Disadvantages of Turnkey Rental Properties
Who would we be if we weren’t transparent about all sides of this equation?
Here are the disadvantages to turnkey rental properties:
- You’re going to pay close to market value for the property. Because everything has been done for you, yes, you’re going to pay a bit of a premium as compared to buying a dumpy foreclosure that you’re going to have to rehab.
- You can’t force appreciation. The perk of buying that dumpy foreclosure is that you have the ability to force appreciation by fixing it up, which will likely increase the value of the property higher than what you paid for it. You can’t really do this with a turnkey because there’s nothing to improve. Turnkeys rely on the market itself for appreciation.
- You’re going to be tempted to not do thorough due diligence. This is a minor downside in comparison to the other two, but it matters because it can mess with your returns. Investors hear that turnkey rental properties are “hands-off” and are told that experts are doing the work, so they assume they don’t need to participate because everything will be taken care of properly. Bad assumption! You need to do due diligence just as you would with any other property. If you don’t, don’t complain later if something doesn’t work out as easy as you thought.

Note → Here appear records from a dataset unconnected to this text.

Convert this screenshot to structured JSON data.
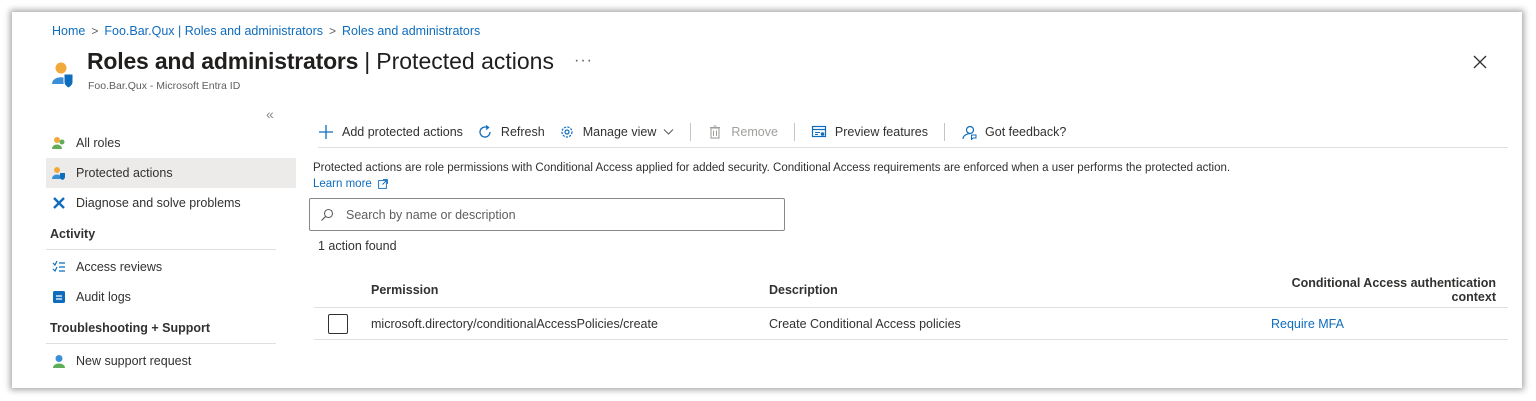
{
  "breadcrumb": {
    "items": [
      "Home",
      "Foo.Bar.Qux | Roles and administrators",
      "Roles and administrators"
    ]
  },
  "header": {
    "title_main": "Roles and administrators",
    "title_separator": "|",
    "title_sub": "Protected actions",
    "more": "···",
    "subtitle": "Foo.Bar.Qux - Microsoft Entra ID",
    "close_icon": "close-icon"
  },
  "sidebar": {
    "collapse": "«",
    "items": [
      {
        "label": "All roles",
        "icon": "roles-icon"
      },
      {
        "label": "Protected actions",
        "icon": "protected-actions-icon",
        "active": true
      },
      {
        "label": "Diagnose and solve problems",
        "icon": "wrench-icon"
      }
    ],
    "groups": [
      {
        "title": "Activity",
        "items": [
          {
            "label": "Access reviews",
            "icon": "checklist-icon"
          },
          {
            "label": "Audit logs",
            "icon": "audit-log-icon"
          }
        ]
      },
      {
        "title": "Troubleshooting + Support",
        "items": [
          {
            "label": "New support request",
            "icon": "support-icon"
          }
        ]
      }
    ]
  },
  "toolbar": {
    "add": "Add protected actions",
    "refresh": "Refresh",
    "manage_view": "Manage view",
    "remove": "Remove",
    "preview": "Preview features",
    "feedback": "Got feedback?"
  },
  "content": {
    "description": "Protected actions are role permissions with Conditional Access applied for added security. Conditional Access requirements are enforced when a user performs the protected action.",
    "learn_more": "Learn more",
    "search_placeholder": "Search by name or description",
    "count": "1 action found"
  },
  "table": {
    "headers": {
      "permission": "Permission",
      "description": "Description",
      "context": "Conditional Access authentication context"
    },
    "rows": [
      {
        "permission": "microsoft.directory/conditionalAccessPolicies/create",
        "description": "Create Conditional Access policies",
        "context": "Require MFA"
      }
    ]
  },
  "colors": {
    "link": "#0f6cbd",
    "active_bg": "#edebe9",
    "text": "#323130"
  }
}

Who Should Buy Turnkey Rental Properties?
Yes, you’re going to pay more, but there are a lot of perks to turnkeys.
Who can benefit the most from them? Turnkeys might be perfect for you if you fall into any one of these categories:
- You live in an expensive market and it only makes sense to invest non-locally to where you live.
- You work full-time and/or have a family or other obligations that leaves you with minimal free time for something like investing.

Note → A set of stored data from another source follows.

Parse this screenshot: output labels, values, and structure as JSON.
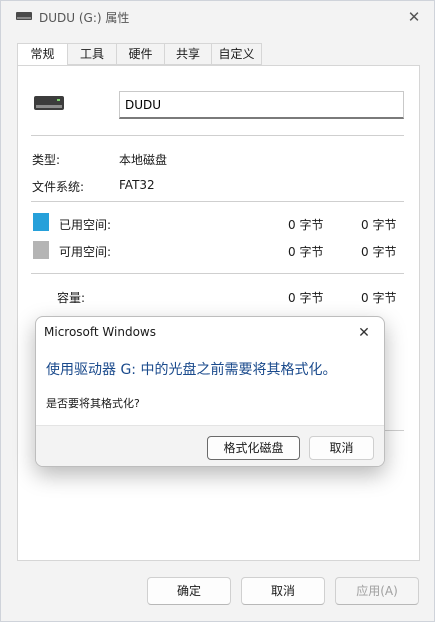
{
  "window": {
    "title": "DUDU (G:) 属性",
    "title_icon": "drive-icon",
    "close_glyph": "✕"
  },
  "tabs": [
    {
      "label": "常规",
      "active": true
    },
    {
      "label": "工具",
      "active": false
    },
    {
      "label": "硬件",
      "active": false
    },
    {
      "label": "共享",
      "active": false
    },
    {
      "label": "自定义",
      "active": false
    }
  ],
  "general": {
    "drive_name": "DUDU",
    "type_label": "类型:",
    "type_value": "本地磁盘",
    "fs_label": "文件系统:",
    "fs_value": "FAT32",
    "used_label": "已用空间:",
    "used_bytes": "0 字节",
    "used_size": "0 字节",
    "free_label": "可用空间:",
    "free_bytes": "0 字节",
    "free_size": "0 字节",
    "capacity_label": "容量:",
    "capacity_bytes": "0 字节",
    "capacity_size": "0 字节",
    "used_color": "#26a0da",
    "free_color": "#b4b4b4"
  },
  "footer": {
    "ok": "确定",
    "cancel": "取消",
    "apply": "应用(A)"
  },
  "dialog": {
    "title": "Microsoft Windows",
    "close_glyph": "✕",
    "heading": "使用驱动器 G: 中的光盘之前需要将其格式化。",
    "question": "是否要将其格式化?",
    "format_button": "格式化磁盘",
    "cancel_button": "取消"
  }
}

- The idea of swinging hammers and getting dirty and having to negotiate deals sounds absolutely wretched to you.
- You aren’t naturally inclined for things like rehabbing or dealing with tenants.
- You prefer to be doing anything other than investing with your time (traveling, hanging at the beach, skiing, watching Netflix, deep-frying your own hand…)
- You’re new to investing and would rather start easier before jumping into more advanced tasks.
- You want mobility to be able to chase the best returns in whichever market those may be in at the time.
Have more questions about turnkeys? Join the Turnkey Rental Properties Facebook group and ask any questions you want, meet other turnkey investors (both current and prospective turnkey investors), and learn more about the strategy.
Want to see some turnkey inventories? Check out this St. Louis webinar to find out more and view properties.
We went the turnkey route after having sourced buy and holds ourselves for the first few homes. We found that the due diligence of turnkey providers was just as much work as sourcing deals ourselves so we are back to doing it firsthand. We do see the allure of turnkey and agree with the advantages/ disadvantages you mention. I would just add that the due diligence phase can NOT be skipped. There is a wide range of quality in turnkey providers. So like any professional service, get lots of referrals, kick the tires, trust but verify.
Hey Caroline! Yes, I agree 100% about the due diligence, and I think the impression that someone doesn’t need to do due diligence on a turnkey rental property is what gets people in the most trouble. That’s awesome you’ve been able to make it work doing it on your own outside of turnkeys. Are you able to share a brief comparison of the tasks between the TK due diligence and doing everything on your own? So we can see how they might be the same?